Am Montag hat sich ein Polizist, der am 7. Mai 2023 in Wien-Simmering den Kopf eines 19-Jährigen mehrfach auf den Asphaltboden geschlagen hatte, am Montag am Landesgericht zum Vorwurf des Amtsmissbrauchs "nicht schuldig" bekannt.

"Ich wüsste nicht, was ich sonst hätte tun sollen", sagte der 34-Jährige. Für Verteidiger Klaus Heintzinger war das Vorgehen seines Mandanten "verhältnismäßig und gerechtfertigt", für Staatsanwältin Anja Oberkofler dagegen "völlig überschießend".

"Exzessives, nicht gerechtfertigtes Ausmaß" an Gewalt wurde geortet

Bereits im Strafantrag hatte die Anklagebehörde ein "exzessives, nicht gerechtfertigtes Ausmaß" an Gewalt zur bloßen Durchsetzung einer Identitätsfeststellung geortet. Die Staatsanwältin bekräftigte das in der Hauptverhandlung. Der Angeklagte habe sich auf den von anderen Polizisten bereits zu Boden gebrachten und fixierten jungen Mann gekniet und "aus der Emotion heraus völlig überschießend, exzessiv reagiert", indem er den Kopf des Betroffenen "nicht ein Mal, sondern zwei Mal mit voller Wucht gegen den Asphalt gedonnert hat", wie Oberkofler wörtlich sagte. Die Behauptung des Angeklagten, er habe das Gleichgewicht verloren, sei "ins Reich der Märchen zu verweisen".

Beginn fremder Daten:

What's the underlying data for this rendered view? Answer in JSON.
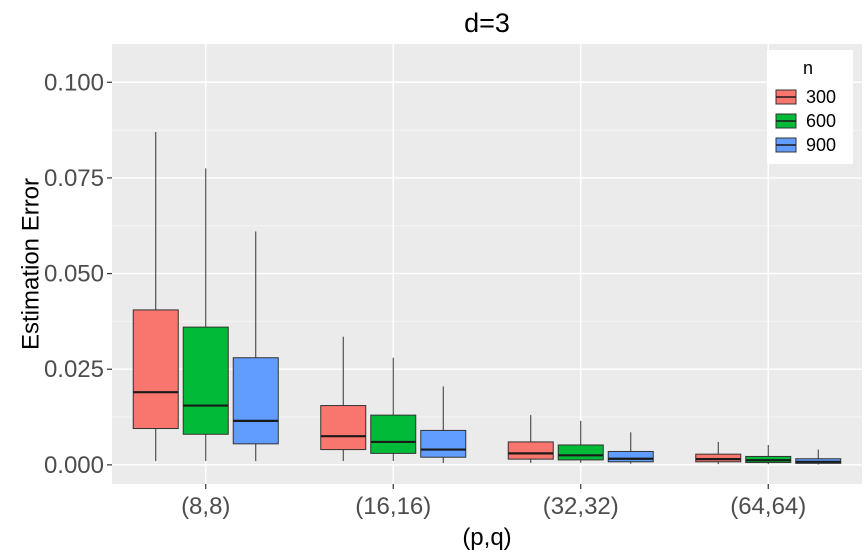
{
  "chart_data": {
    "type": "boxplot",
    "title": "d=3",
    "xlabel": "(p,q)",
    "ylabel": "Estimation Error",
    "ylim": [
      -0.005,
      0.11
    ],
    "yticks": [
      "0.000",
      "0.025",
      "0.050",
      "0.075",
      "0.100"
    ],
    "categories": [
      "(8,8)",
      "(16,16)",
      "(32,32)",
      "(64,64)"
    ],
    "legend": {
      "title": "n",
      "position": "top-right"
    },
    "grid": true,
    "series": [
      {
        "name": "300",
        "color": "#F8766D",
        "boxes": [
          {
            "min": 0.001,
            "q1": 0.0095,
            "median": 0.019,
            "q3": 0.0405,
            "max": 0.087
          },
          {
            "min": 0.001,
            "q1": 0.004,
            "median": 0.0075,
            "q3": 0.0155,
            "max": 0.0335
          },
          {
            "min": 0.0005,
            "q1": 0.0015,
            "median": 0.003,
            "q3": 0.006,
            "max": 0.013
          },
          {
            "min": 0.0002,
            "q1": 0.0008,
            "median": 0.0015,
            "q3": 0.0028,
            "max": 0.006
          }
        ]
      },
      {
        "name": "600",
        "color": "#00BA38",
        "boxes": [
          {
            "min": 0.001,
            "q1": 0.008,
            "median": 0.0155,
            "q3": 0.036,
            "max": 0.0775
          },
          {
            "min": 0.001,
            "q1": 0.003,
            "median": 0.006,
            "q3": 0.013,
            "max": 0.028
          },
          {
            "min": 0.0005,
            "q1": 0.0013,
            "median": 0.0025,
            "q3": 0.0052,
            "max": 0.0115
          },
          {
            "min": 0.0002,
            "q1": 0.0006,
            "median": 0.0012,
            "q3": 0.0022,
            "max": 0.0052
          }
        ]
      },
      {
        "name": "900",
        "color": "#619CFF",
        "boxes": [
          {
            "min": 0.001,
            "q1": 0.0055,
            "median": 0.0115,
            "q3": 0.028,
            "max": 0.061
          },
          {
            "min": 0.0005,
            "q1": 0.002,
            "median": 0.004,
            "q3": 0.009,
            "max": 0.0205
          },
          {
            "min": 0.0003,
            "q1": 0.0008,
            "median": 0.0016,
            "q3": 0.0035,
            "max": 0.0085
          },
          {
            "min": 0.0001,
            "q1": 0.0004,
            "median": 0.0008,
            "q3": 0.0016,
            "max": 0.004
          }
        ]
      }
    ]
  }
}
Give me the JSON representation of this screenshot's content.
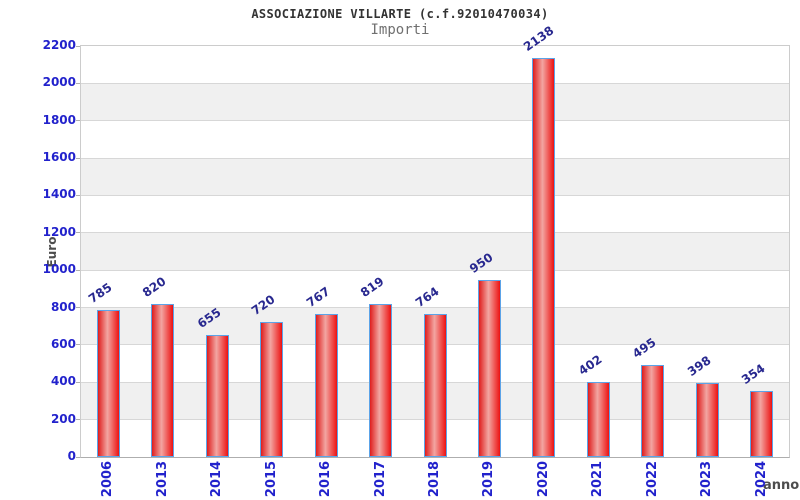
{
  "header": {
    "title": "ASSOCIAZIONE VILLARTE (c.f.92010470034)",
    "subtitle": "Importi"
  },
  "chart_data": {
    "type": "bar",
    "title": "ASSOCIAZIONE VILLARTE (c.f.92010470034)",
    "subtitle": "Importi",
    "xlabel": "anno",
    "ylabel": "Euro",
    "categories": [
      "2006",
      "2013",
      "2014",
      "2015",
      "2016",
      "2017",
      "2018",
      "2019",
      "2020",
      "2021",
      "2022",
      "2023",
      "2024"
    ],
    "values": [
      785,
      820,
      655,
      720,
      767,
      819,
      764,
      950,
      2138,
      402,
      495,
      398,
      354
    ],
    "ylim": [
      0,
      2200
    ],
    "ytick_step": 200,
    "grid": true,
    "legend": "none",
    "bar_labels_rotated": true,
    "colors": {
      "bar_fill_left": "#df1d1d",
      "bar_fill_mid": "#f2a6a2",
      "bar_fill_right": "#ec1212",
      "bar_border": "#5ba3e8",
      "value_label": "#28288f",
      "tick_label": "#2222cc",
      "axis_title": "#4d4d4d",
      "band_light": "#ffffff",
      "band_dark": "#f0f0f0",
      "grid_line": "#d7d7d7",
      "title": "#333333",
      "subtitle": "#707070"
    }
  }
}
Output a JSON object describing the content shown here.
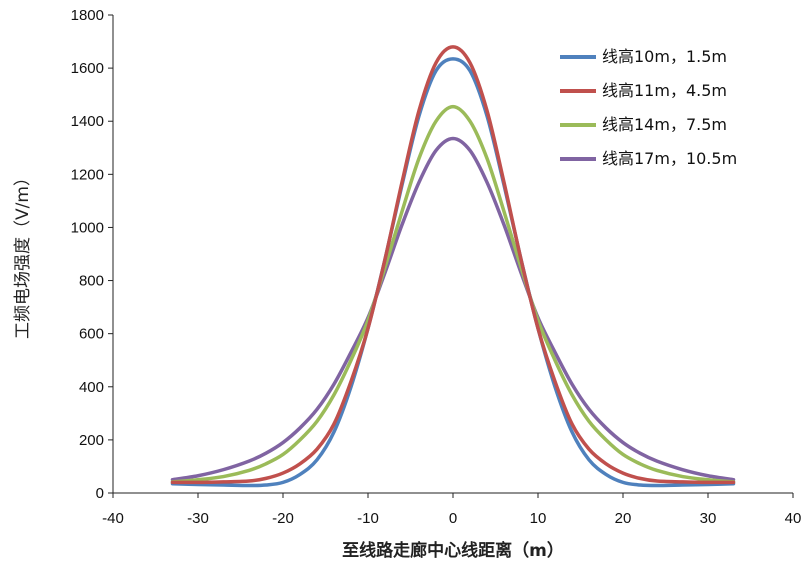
{
  "chart_data": {
    "type": "line",
    "title": "",
    "xlabel": "至线路走廊中心线距离（m）",
    "ylabel": "工频电场强度（V/m）",
    "xlim": [
      -40,
      40
    ],
    "ylim": [
      0,
      1800
    ],
    "xticks": [
      "-40",
      "-30",
      "-20",
      "-10",
      "0",
      "10",
      "20",
      "30",
      "40"
    ],
    "yticks": [
      "0",
      "200",
      "400",
      "600",
      "800",
      "1000",
      "1200",
      "1400",
      "1600",
      "1800"
    ],
    "grid": false,
    "legend_position": "top-right",
    "series": [
      {
        "name": "线高10m，1.5m",
        "color": "#4f81bd",
        "x": [
          -33,
          -30,
          -27,
          -24,
          -22,
          -20,
          -18,
          -16,
          -14,
          -12,
          -10,
          -8,
          -6,
          -4,
          -2,
          0,
          2,
          4,
          6,
          8,
          10,
          12,
          14,
          16,
          18,
          20,
          22,
          24,
          27,
          30,
          33
        ],
        "y": [
          35,
          32,
          30,
          28,
          30,
          40,
          70,
          125,
          230,
          400,
          620,
          880,
          1160,
          1420,
          1590,
          1635,
          1590,
          1420,
          1160,
          880,
          620,
          400,
          230,
          125,
          70,
          40,
          30,
          28,
          30,
          32,
          35
        ]
      },
      {
        "name": "线高11m，4.5m",
        "color": "#c0504d",
        "x": [
          -33,
          -30,
          -27,
          -24,
          -22,
          -20,
          -18,
          -16,
          -14,
          -12,
          -10,
          -8,
          -6,
          -4,
          -2,
          0,
          2,
          4,
          6,
          8,
          10,
          12,
          14,
          16,
          18,
          20,
          22,
          24,
          27,
          30,
          33
        ],
        "y": [
          40,
          40,
          42,
          45,
          55,
          75,
          110,
          165,
          260,
          420,
          620,
          880,
          1170,
          1440,
          1620,
          1680,
          1620,
          1440,
          1170,
          880,
          620,
          420,
          260,
          165,
          110,
          75,
          55,
          45,
          42,
          40,
          40
        ]
      },
      {
        "name": "线高14m，7.5m",
        "color": "#9bbb59",
        "x": [
          -33,
          -30,
          -27,
          -24,
          -22,
          -20,
          -18,
          -16,
          -14,
          -12,
          -10,
          -8,
          -6,
          -4,
          -2,
          0,
          2,
          4,
          6,
          8,
          10,
          12,
          14,
          16,
          18,
          20,
          22,
          24,
          27,
          30,
          33
        ],
        "y": [
          42,
          50,
          62,
          85,
          110,
          145,
          200,
          270,
          370,
          500,
          650,
          850,
          1060,
          1260,
          1400,
          1455,
          1400,
          1260,
          1060,
          850,
          650,
          500,
          370,
          270,
          200,
          145,
          110,
          85,
          62,
          50,
          42
        ]
      },
      {
        "name": "线高17m，10.5m",
        "color": "#8064a2",
        "x": [
          -33,
          -30,
          -27,
          -24,
          -22,
          -20,
          -18,
          -16,
          -14,
          -12,
          -10,
          -8,
          -6,
          -4,
          -2,
          0,
          2,
          4,
          6,
          8,
          10,
          12,
          14,
          16,
          18,
          20,
          22,
          24,
          27,
          30,
          33
        ],
        "y": [
          50,
          65,
          88,
          120,
          150,
          190,
          245,
          315,
          410,
          530,
          660,
          830,
          1010,
          1170,
          1290,
          1335,
          1290,
          1170,
          1010,
          830,
          660,
          530,
          410,
          315,
          245,
          190,
          150,
          120,
          88,
          65,
          50
        ]
      }
    ]
  }
}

Der 19-Jährige habe an der Absperrung eines Mord-Tatorts mit einem Kollegen "gekämpft", weil dieser ihn nicht zu einem Bankomaten durchlassen wollte, führte der Angeklagte in der Beschuldigteneinvernahme aus. Der Mann wollte nicht einsehen, warum er nicht passieren durfte, nur weil im gegenüberliegenden Geschäft die Spurensicherung in Gang war. In dem Geschäftslokal war kurz zuvor einem 38-Jährigen ins Herz geschossen worden, der wegen des Misshandlungsvorwurfs angeklagte Polizist hatte am Tatort dem Sterbenden "noch den Puls gefühlt", wie er nun im Grauen Haus darlegte. Er sei deswegen psychisch und körperlich "sehr belastet" gewesen, er habe schon seit Stunden eine kugelsichere Schutzausrüstung und einen schweren Helm getragen.

Er habe in dieser Situation an der Polizeiabsperrung "ein kniendes Gerangel" wahrgenommen: "Für mich war der Eindruck, dass jemand mit Gewalt eine Auseinandersetzung sucht mit der Polizei." Ein Kollege habe auf die verweigerte Ausweisleistung die Festnahme des 19-Jährigen wegen Widerstands gegen die Staatsgewalt ausgesprochen. Er habe geholfen, diese durchzusetzen, indem er den zu Boden gebrachten jungen Mann mit zu bändigen versuchte, was insgesamt vier bereits damit befasste Kollegen zunächst nicht geschafft hätten, berichtete der 34-Jährige, der 2015 in den Polizeidienst eingetreten war.

Prozess um Polizeigewalt in Wien: Mann nicht geständig

Er habe mit seinem Knie den Mann fixiert. Dieser habe es aber geschafft, seine linke Hand zu befreien. Da habe er befürchtet, dieser könnte ihm in die Jacke greifen und an seine Schusswaffe gelangen, gab der Angeklagte zu Protokoll. Beim Versuch, das zu verhindern, habe er "das Übergewicht bekommen", sei "verrutscht" und "vorübergefallen". Zugleich habe sich der junge Mann "aufgebäumt". Er habe verhindern müssen, "dass er aufkommt", und sich daher "am Kopf abgestützt".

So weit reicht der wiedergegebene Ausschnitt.